Le tapin

Le tapin

Faire le tapin… Tout le monde connaît cette expression attribuée aux prostituées qui racolent sur la voie publique.

Au XIXe siècle, cette partie de la chaussée utilisée par les péripatéticiennes était aussi surnommée « le ruban ». On envoyait donc les filles « tapiner sur le ruban ». L’argot d’époque a d’ailleurs développé toute sorte d’images pour nommer les tapineuses.

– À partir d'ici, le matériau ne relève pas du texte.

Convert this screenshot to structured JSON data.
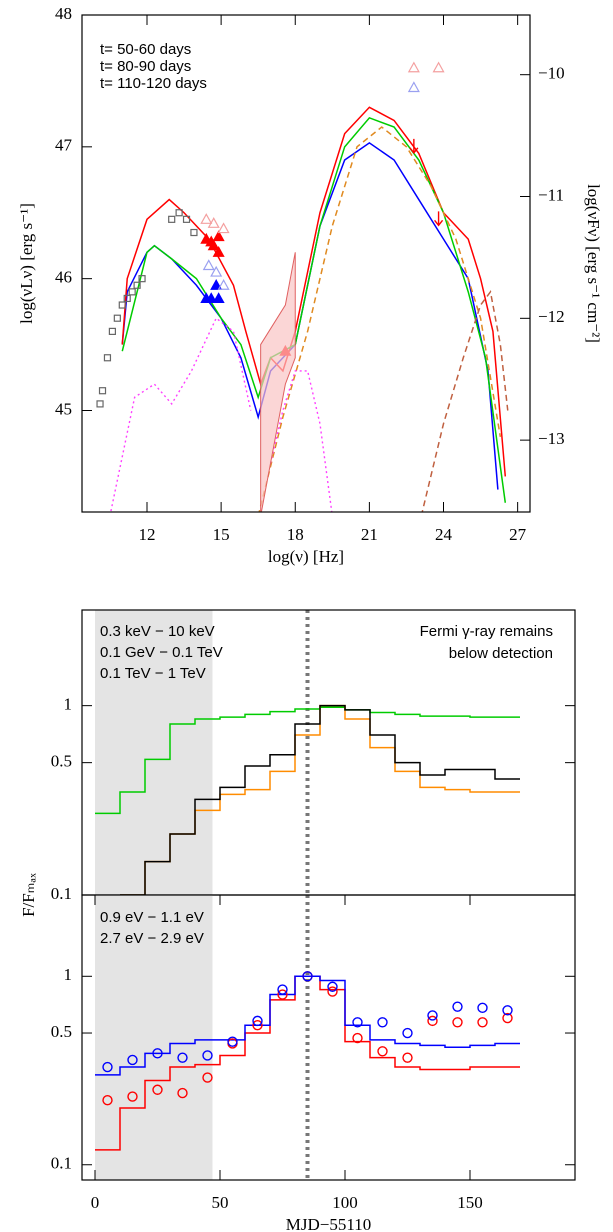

Les occasionnelles sont qualifiées de « fin de mois », « d’étoiles filantes » ou « d’omnibus ». Ces filles insoumises qui vendent leur corps pour vivre sont « des fleurs de fortifs », « des manieuses », « des pompeuses », « des blanchisseuses de tuyaux de pipes », « des cachalots » (pour celles qui recrachent le sperme par le nez), « des lipètes », « des chipies ». Miséreuses, elles sont rackettées par « les apaches ». On les surnomme aussi « rempardeuses », « pierreuses », « marneuses » ou « galvaudeuses », « passe-lacets », « flibocheuses » ou encore « pouffiasses », ce dernier terme ayant survécu jusqu’à nous. Bref, les expressions ne manquent pas. Mais pourquoi « tapin » ?

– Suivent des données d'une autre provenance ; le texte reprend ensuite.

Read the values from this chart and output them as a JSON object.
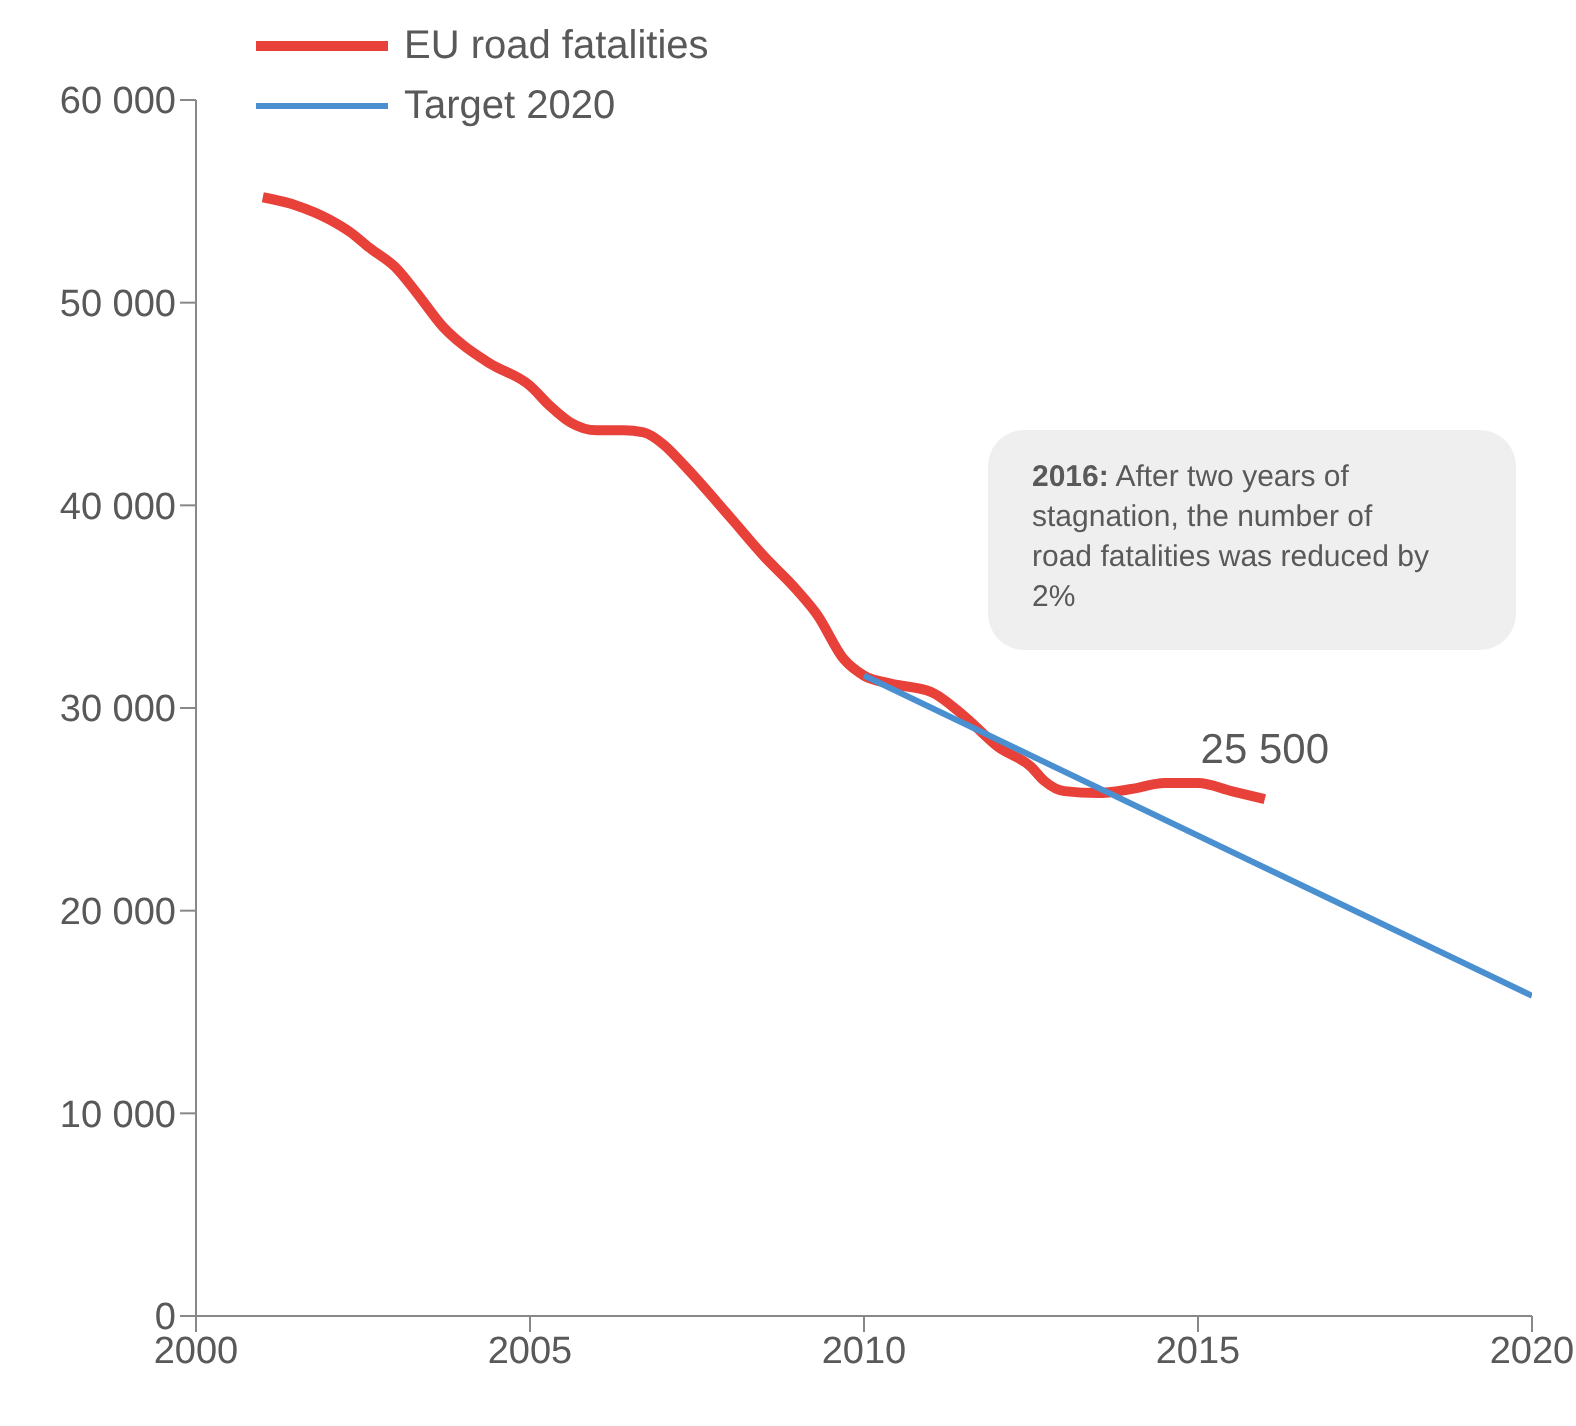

À vrai dire, je ne m’étais jamais posé la question de l’étymologie du mot. Et c’est en lisant un texte de Colette qu’elle m’est apparue de façon évidente. Le 1er janvier au matin, dans son lit d’enfant, elle était à l’affût d’un événement extraordinaire : « Je guettais le frémissement lointain, mêlé aux battements de mon cœur, du tambour municipal, donnant, au petit matin du 1er janvier, l’aubade au village endormi… [] Ce tambour seul, et non les douze coups de minuit, sonnait pour moi l’ouverture éclatante de la nouvelle année, l’avènement mystérieux après quoi haletait le monde entier, suspendu au premier rrran du vieux tapin de mon village… »

Ainsi donc, le « tapin » était celui qui « tapait » sur son tambour afin d’ameuter ou « racoler » la population. Par extension, c’est devenu l’expression parfaitement appropriée pour désigner celle qui racole sur le trottoir.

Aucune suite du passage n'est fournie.